Gücün bir elde toplanmayıp yaygınlaştırılması, şeffaflaştırılıp birbirinden bağımsız erkler arasında dağıtılması, kısacası demokratikleşme, darbeleri düşünülmez kılmanın da en kesin yoludur.

İktidarların, özellikle de son yıllarda, Türkiye’de tersi yönde seyreden gelişmelerle, darbelerin düşünülebilir hale gelmesinde yadsınamaz bir payı var.

Artık, darbe girişiminin baş aktörünün FETÖ olduğundan, aklını Fethullah’a emanet edenler dışında kuşku duyan yoksa, siyasetin, öncelikle de AKP’nin, kendisini tepeden tırnağa sorgulaması şart.


Geçen gün Enerji Bakanı B. Albayrak, FETÖ’nün ne kadar tehlikeli bir örgüt olduğunu anlatırken, “Biz onları iyi biliyoruz, çünkü içinden geliyoruz” anlamına gelen “İnsanlar bunu tam anlamıyla … anlamıyordu, içinden gelince biliyorsunuz yapıyı” cümlesini kurdu.

Adalet Bakanı Bozdağ’ın, Meclis’te kurulacak araştırma komisyonu hakkında konuşurken söyledikleri de utangaç bir özeleştiri: “Geçmişte dostlarımız bu Fethullahçı yapı için çok şey söylediler, biz onlara inanmadık. 17 Aralık’tan sonra biz çok şey söyledik.”

Askerde, poliste, yargıda, akademide, medyada, kısacası hemen tüm kurumlarda FETÖ’nün izini süren operasyonlar yapılıyor.

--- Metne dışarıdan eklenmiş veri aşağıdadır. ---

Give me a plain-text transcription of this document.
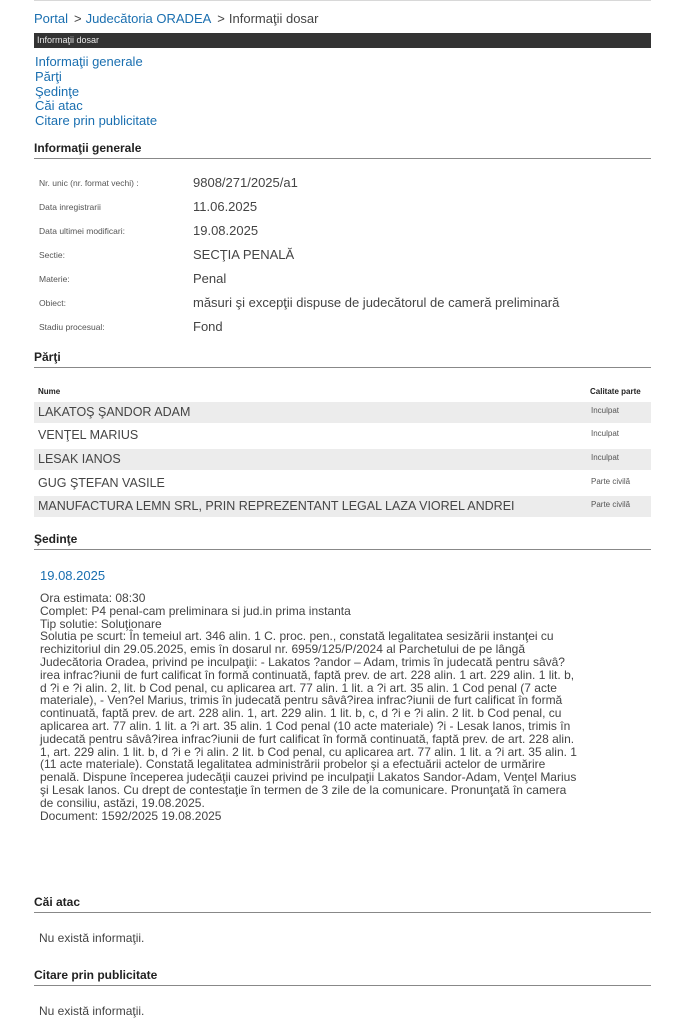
Portal > Judecătoria ORADEA > Informaţii dosar
Informaţii dosar
Informaţii generale
Părţi
Şedinţe
Căi atac
Citare prin publicitate
Informaţii generale
Nr. unic (nr. format vechi) :	9808/271/2025/a1
Data inregistrarii	11.06.2025
Data ultimei modificari:	19.08.2025
Sectie:	SECŢIA PENALĂ
Materie:	Penal
Obiect:	măsuri şi excepţii dispuse de judecătorul de cameră preliminară
Stadiu procesual:	Fond
Părţi
Nume	Calitate parte
LAKATOŞ ŞANDOR ADAM	Inculpat
VENŢEL MARIUS	Inculpat
LESAK IANOS	Inculpat
GUG ŞTEFAN VASILE	Parte civilă
MANUFACTURA LEMN SRL, PRIN REPREZENTANT LEGAL LAZA VIOREL ANDREI	Parte civilă
Şedinţe
19.08.2025
Ora estimata: 08:30
Complet: P4 penal-cam preliminara si jud.in prima instanta
Tip solutie: Soluţionare
Solutia pe scurt: În temeiul art. 346 alin. 1 C. proc. pen., constată legalitatea sesizării instanţei cu
rechizitoriul din 29.05.2025, emis în dosarul nr. 6959/125/P/2024 al Parchetului de pe lângă
Judecătoria Oradea, privind pe inculpaţii: - Lakatos ?andor – Adam, trimis în judecată pentru sâvâ?
irea infrac?iunii de furt calificat în formă continuată, faptă prev. de art. 228 alin. 1 art. 229 alin. 1 lit. b,
d ?i e ?i alin. 2, lit. b Cod penal, cu aplicarea art. 77 alin. 1 lit. a ?i art. 35 alin. 1 Cod penal (7 acte
materiale), - Ven?el Marius, trimis în judecată pentru sâvâ?irea infrac?iunii de furt calificat în formă
continuată, faptă prev. de art. 228 alin. 1, art. 229 alin. 1 lit. b, c, d ?i e ?i alin. 2 lit. b Cod penal, cu
aplicarea art. 77 alin. 1 lit. a ?i art. 35 alin. 1 Cod penal (10 acte materiale) ?i - Lesak Ianos, trimis în
judecată pentru sâvâ?irea infrac?iunii de furt calificat în formă continuată, faptă prev. de art. 228 alin.
1, art. 229 alin. 1 lit. b, d ?i e ?i alin. 2 lit. b Cod penal, cu aplicarea art. 77 alin. 1 lit. a ?i art. 35 alin. 1
(11 acte materiale). Constată legalitatea administrării probelor şi a efectuării actelor de urmărire
penală. Dispune începerea judecăţii cauzei privind pe inculpaţii Lakatos Sandor-Adam, Venţel Marius
şi Lesak Ianos. Cu drept de contestaţie în termen de 3 zile de la comunicare. Pronunţată în camera
de consiliu, astăzi, 19.08.2025.
Document: 1592/2025 19.08.2025
Căi atac
Nu există informaţii.
Citare prin publicitate
Nu există informaţii.
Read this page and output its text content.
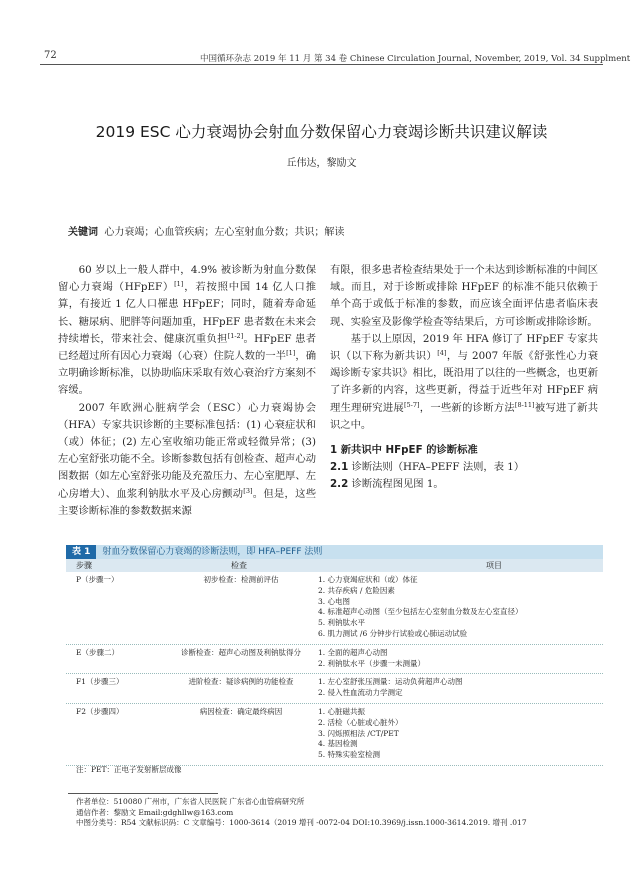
72	中国循环杂志 2019 年 11 月 第 34 卷 Chinese Circulation Journal, November, 2019, Vol. 34 Supplment
2019 ESC 心力衰竭协会射血分数保留心力衰竭诊断共识建议解读
丘伟达，黎励文
关键词 心力衰竭；心血管疾病；左心室射血分数；共识；解读

60 岁以上一般人群中，4.9% 被诊断为射血分数保留心力衰竭（HFpEF）[1]，若按照中国 14 亿人口推算，有接近 1 亿人口罹患 HFpEF；同时，随着寿命延长、糖尿病、肥胖等问题加重，HFpEF 患者数在未来会持续增长，带来社会、健康沉重负担[1-2]。HFpEF 患者已经超过所有因心力衰竭（心衰）住院人数的一半[1]，确立明确诊断标准，以协助临床采取有效心衰治疗方案刻不容缓。

2007 年欧洲心脏病学会（ESC）心力衰竭协会（HFA）专家共识诊断的主要标准包括：(1) 心衰症状和（或）体征；(2) 左心室收缩功能正常或轻微异常；(3) 左心室舒张功能不全。诊断参数包括有创检查、超声心动图数据（如左心室舒张功能及充盈压力、左心室肥厚、左心房增大）、血浆利钠肽水平及心房颤动[3]。但是，这些主要诊断标准的参数数据来源

有限，很多患者检查结果处于一个未达到诊断标准的中间区域。而且，对于诊断或排除 HFpEF 的标准不能只依赖于单个高于或低于标准的参数，而应该全面评估患者临床表现、实验室及影像学检查等结果后，方可诊断或排除诊断。

基于以上原因，2019 年 HFA 修订了 HFpEF 专家共识（以下称为新共识）[4]，与 2007 年版《舒张性心力衰竭诊断专家共识》相比，既沿用了以往的一些概念，也更新了许多新的内容，这些更新，得益于近些年对 HFpEF 病理生理研究进展[5-7]，一些新的诊断方法[8-11]被写进了新共识之中。

1 新共识中 HFpEF 的诊断标准

2.1 诊断法则（HFA–PEFF 法则，表 1）

2.2 诊断流程图见图 1。

表 1 射血分数保留心力衰竭的诊断法则，即 HFA–PEFF 法则
步骤	检查	项目
P（步骤一）	初步检查：检测前评估	1. 心力衰竭症状和（或）体征
2. 共存疾病 / 危险因素
3. 心电图
4. 标准超声心动图（至少包括左心室射血分数及左心室直径）
5. 利钠肽水平
6. 肌力测试 /6 分钟步行试验或心肺运动试验
E（步骤二）	诊断检查：超声心动图及利钠肽得分	1. 全面的超声心动图
2. 利钠肽水平（步骤一未测量）
F1（步骤三）	进阶检查：疑诊病例的功能检查	1. 左心室舒张压测量：运动负荷超声心动图
2. 侵入性血流动力学测定
F2（步骤四）	病因检查：确定最终病因	1. 心脏磁共振
2. 活检（心脏或心脏外）
3. 闪烁照相法 /CT/PET
4. 基因检测
5. 特殊实验室检测
注：PET：正电子发射断层成像
作者单位：510080 广州市，广东省人民医院 广东省心血管病研究所
通信作者：黎励文 Email:gdghllw@163.com
中图分类号：R54 文献标识码：C 文章编号：1000-3614（2019 增刊 -0072-04 DOI:10.3969/j.issn.1000-3614.2019. 增刊 .017
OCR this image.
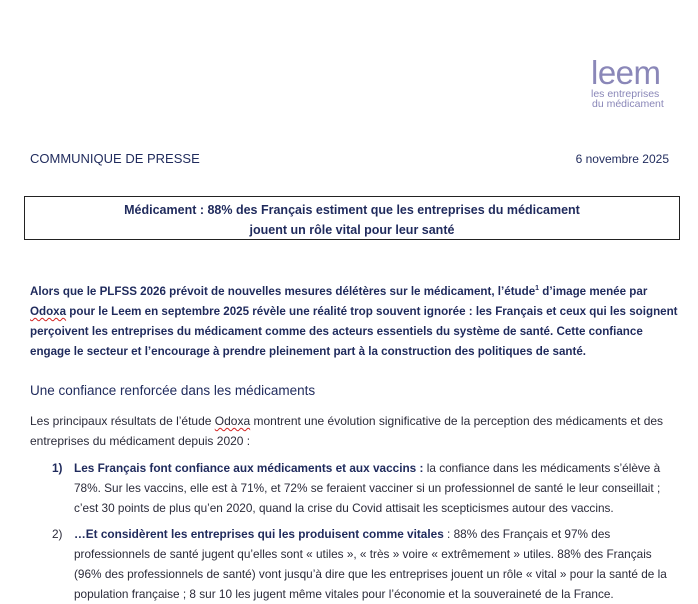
leem
les entreprises
du médicament
COMMUNIQUE DE PRESSE	6 novembre 2025
Médicament : 88% des Français estiment que les entreprises du médicament
jouent un rôle vital pour leur santé
Alors que le PLFSS 2026 prévoit de nouvelles mesures délétères sur le médicament, l’étude$^1$ d’image menée par Odoxa pour le Leem en septembre 2025 révèle une réalité trop souvent ignorée : les Français et ceux qui les soignent perçoivent les entreprises du médicament comme des acteurs essentiels du système de santé. Cette confiance engage le secteur et l’encourage à prendre pleinement part à la construction des politiques de santé.
Une confiance renforcée dans les médicaments
Les principaux résultats de l’étude Odoxa montrent une évolution significative de la perception des médicaments et des entreprises du médicament depuis 2020 :
1) Les Français font confiance aux médicaments et aux vaccins : la confiance dans les médicaments s’élève à 78%. Sur les vaccins, elle est à 71%, et 72% se feraient vacciner si un professionnel de santé le leur conseillait ; c’est 30 points de plus qu’en 2020, quand la crise du Covid attisait les scepticismes autour des vaccins.
2) …Et considèrent les entreprises qui les produisent comme vitales : 88% des Français et 97% des professionnels de santé jugent qu’elles sont « utiles », « très » voire « extrêmement » utiles. 88% des Français (96% des professionnels de santé) vont jusqu’à dire que les entreprises jouent un rôle « vital » pour la santé de la population française ; 8 sur 10 les jugent même vitales pour l’économie et la souveraineté de la France.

Henüz “darbenin siyaset ayağı” ortaya çıkmadı. En küçük birimdeki yöneticiye kadar listeler yapan darbeciler herhalde görevlendirilecek siyasileri de listelemiştir.

Aydınlık gazetesi, darbenin siyaset ayağına işaret eden manşetinde, AKP’nin önde gelen 7 ismini A.G., A.D., B.A. … diye sıralamıştı. Operasyonların bir cadı avına dönme olasılığı da varken, kesin kanıtlar olmadan ortada isimlerin dolaştırılması doğru değil. Ancak, AKP Genel Merkezi’nden teşkilatlara “FETÖ’cüler tespit edilsin” talimatı gittiğine göre, sıra “siyasal ayak”ta demektir.

AKP, geçmişteki uzun ve yakın ilişki nedeniyle iyi bildiği yapının içindeki uzantılarını saptamakta zorlanmayacaktır. “Yapıyı iyi bilme”nin, FETÖ ile mücadelede AKP için hem avantaj hem dezavantaj olduğunu yazmıştım. Avantaj yapıyı tanımaktan, dezavantaj da dokunduğu yerlerde kendine de dokunuyor olma ihtimalinden kaynaklanıyor.

CHP de “Ekmek için Ekmeleddin”in aday gösterilmesi ile zirve yapan, kendi değerlerine ters tercihlerini, yalpalamalarını gözden geçirmeli.

Bir daha darbelerin düşünülemeyeceği bir siyasi iklimin yaratılması, bugün yaşanan süreçte de laikliğe, özgürlüklere, hukuka sahip çıkmaktan, operasyonların bir cadı avına dönüşmesine izin vermemekten geçiyor. Taksim’de oylanan manifesto çerçevesinde, başka meydanlarda da bir araya gelip nasıl bir Türkiye istediğimizi, neye izin vermeyeceğimizi haykırmaktan geçiyor.